How Gamifying Education is Keeping Students Engaged

Experts sing the praises of gaming in education.

How Gamifying Education is Keeping Students Engaged
Photo of Amelia De Jesus of Wireless Infrastructure Association, Lesley Liarikos of Tower Systems, Brian O'Hara of NRECA, Joshua Seidemann of NTCA, Craig Thomas of the Broadband Forum, and Mark Boxer of OFS (left to right) and

June 14, 2021– The future of learning may lie in gamifying education, according to panelists at an international symposium last week.

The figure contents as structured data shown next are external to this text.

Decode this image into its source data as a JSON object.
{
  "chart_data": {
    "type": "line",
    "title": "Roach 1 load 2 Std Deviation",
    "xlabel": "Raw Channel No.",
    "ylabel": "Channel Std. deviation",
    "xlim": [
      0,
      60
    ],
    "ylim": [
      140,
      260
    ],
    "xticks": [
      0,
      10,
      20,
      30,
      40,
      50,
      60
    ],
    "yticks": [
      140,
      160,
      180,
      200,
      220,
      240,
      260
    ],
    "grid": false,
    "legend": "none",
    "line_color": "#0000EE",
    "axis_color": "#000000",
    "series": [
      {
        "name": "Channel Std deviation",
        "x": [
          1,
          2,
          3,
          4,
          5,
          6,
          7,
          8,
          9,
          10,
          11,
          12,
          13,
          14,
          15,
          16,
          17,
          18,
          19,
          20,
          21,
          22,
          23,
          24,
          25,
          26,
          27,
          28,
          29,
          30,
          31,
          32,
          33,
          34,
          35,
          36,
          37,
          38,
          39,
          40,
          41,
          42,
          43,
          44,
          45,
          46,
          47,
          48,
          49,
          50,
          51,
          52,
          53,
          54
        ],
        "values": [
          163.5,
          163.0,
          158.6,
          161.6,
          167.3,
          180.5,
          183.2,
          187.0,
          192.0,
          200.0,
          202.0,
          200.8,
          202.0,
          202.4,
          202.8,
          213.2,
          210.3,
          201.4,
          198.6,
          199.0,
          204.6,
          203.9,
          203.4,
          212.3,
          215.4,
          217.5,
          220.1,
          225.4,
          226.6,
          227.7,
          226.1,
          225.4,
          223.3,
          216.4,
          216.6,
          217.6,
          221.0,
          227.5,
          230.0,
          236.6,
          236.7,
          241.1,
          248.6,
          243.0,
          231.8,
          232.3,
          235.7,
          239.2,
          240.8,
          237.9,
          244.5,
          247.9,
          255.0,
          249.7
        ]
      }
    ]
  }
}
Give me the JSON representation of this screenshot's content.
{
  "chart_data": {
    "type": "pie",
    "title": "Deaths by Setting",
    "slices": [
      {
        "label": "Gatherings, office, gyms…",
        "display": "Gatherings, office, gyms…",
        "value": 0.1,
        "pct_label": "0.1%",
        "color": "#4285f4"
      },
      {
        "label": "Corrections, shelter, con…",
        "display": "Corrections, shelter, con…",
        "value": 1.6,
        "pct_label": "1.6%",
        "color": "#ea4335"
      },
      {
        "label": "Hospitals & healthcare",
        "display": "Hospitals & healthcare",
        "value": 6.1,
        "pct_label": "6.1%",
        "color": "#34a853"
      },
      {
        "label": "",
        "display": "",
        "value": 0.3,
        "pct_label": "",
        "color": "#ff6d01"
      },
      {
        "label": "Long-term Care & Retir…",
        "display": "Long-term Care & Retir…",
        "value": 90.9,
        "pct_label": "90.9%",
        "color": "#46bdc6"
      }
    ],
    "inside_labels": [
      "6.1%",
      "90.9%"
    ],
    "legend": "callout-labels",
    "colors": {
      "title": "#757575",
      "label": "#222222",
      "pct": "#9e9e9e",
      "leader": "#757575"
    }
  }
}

Edna Martinson is the co-founder of Boddle Learning, which provides an interactive and individualized gaming platform that allows teachers to take action from insights on student progress with real-time data.

Martinson noted at a symposium on June 8 that the difference is in Boddle’s move away from the traditional one-size-fits-all model that is leaving children and communities behind on education. When Boddle received a grant from AT&T in early 2020, it saw a subsequent surge in growth during the pandemic.

But that formula relies on technology that isn’t always accessible, panelists said.

The Covid-19 pandemic has proved that technology and broadband are crucial to continuing education. A large learning gap was created because areas of the country don’t have or have unreliable access to broadband.

Addi Mavengere, CEO of the Learning Factory, noted that 75 percent of students in Africa do not have access to technology, and 53 percent of mainland Africa lives in rural areas.

A study, commissioned by the Bill & Melinda Gates Foundation, found that nearly 50 percent of 470 dropouts surveyed, list boredom as the main reason they left. Programs such as Boddle are combatting this problem with innovative technology to keep students engaged, Martinson said, adding avatar-creation is one-way Boddle is maintaining student attention.

Another educational platform, Freckle, ran into this problem when 9-year old Maya and her teacher reached out to the company because Maya said there were no hairstyle options for black girls. The company quickly corrected this problem.

“You need to make sure that all students feel welcomed,” Maya’s teacher said, “and it seems like something small, but if children are using a program and it’s mandatory to use that program, they should be able to see themselves represented.”